17. Don’t give pens, money, or sweets to the local people you encounter on visits to villages and it can encourage begging and may be seen to establish a non-equal relationship between tourist and local with tourists being seen as simply ‘givers’ giving to ‘the poor’. Instead, buy local handicrafts directly from villagers and show an interest in their skills. Sweets may seem like an ideal gift for children, but access to dentists is extremely limited to rural dwellers and the last thing you want to give them is tooth decay!
18. Hassle by touts is on the rise in Nepal and it’s likely you’ll get accosted at the airport and in Kathmandu and offered drugs, treks and sex. They’re not as aggressive as in India – ignore them and they’re likely to ignore you. If they don’t, ask politely if they’ll leave you alone – do not be rude, as they’ll take it personally.
19. Dealing with beggars is par for the course in Nepal. Adjust to the pathos quickly – few beggars are bona fide and helping those that are will only encourage those that aren’t. Do not give away medicines either; instead donate them to the destitute at Kathmandu’s Bir Hospital, or at the Himalayan Buddhist Meditation Centre in Kathmandu.
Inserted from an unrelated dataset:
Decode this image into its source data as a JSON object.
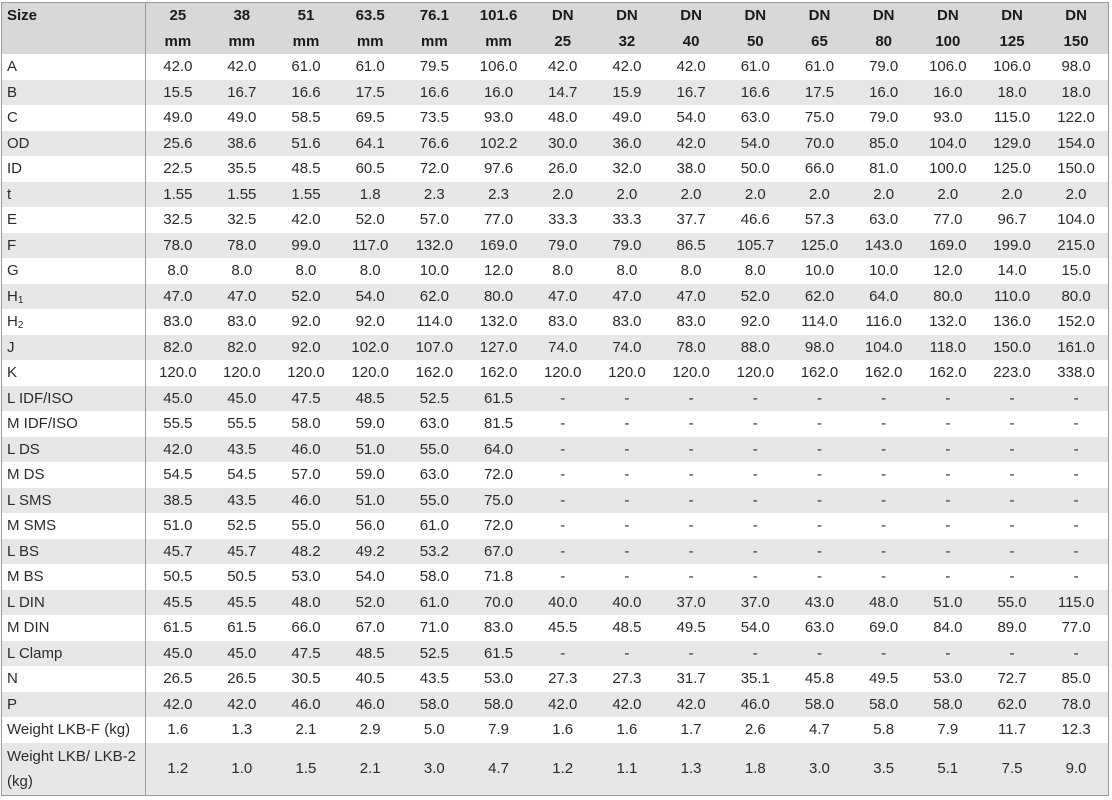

20. The litter problem in Nepal is growing and has increased with the wider availability of pre-packaged goods. Keep your waste to a minimum – avoid accepting plastic bags from shops and reuse the ones you have, buy additional food from local markets to avoid packaging, take an empty plastic bag with you on treks, so you can pick up any additional litter you might spot and take particularly harmful waste, such as batteries, back to Kathmandu with you.
21. Marijuana and other ‘recreational’ drugs are widely available in Nepal although totally illegal. If caught in possession, drugs carry huge fines and up to 20 years imprisonment.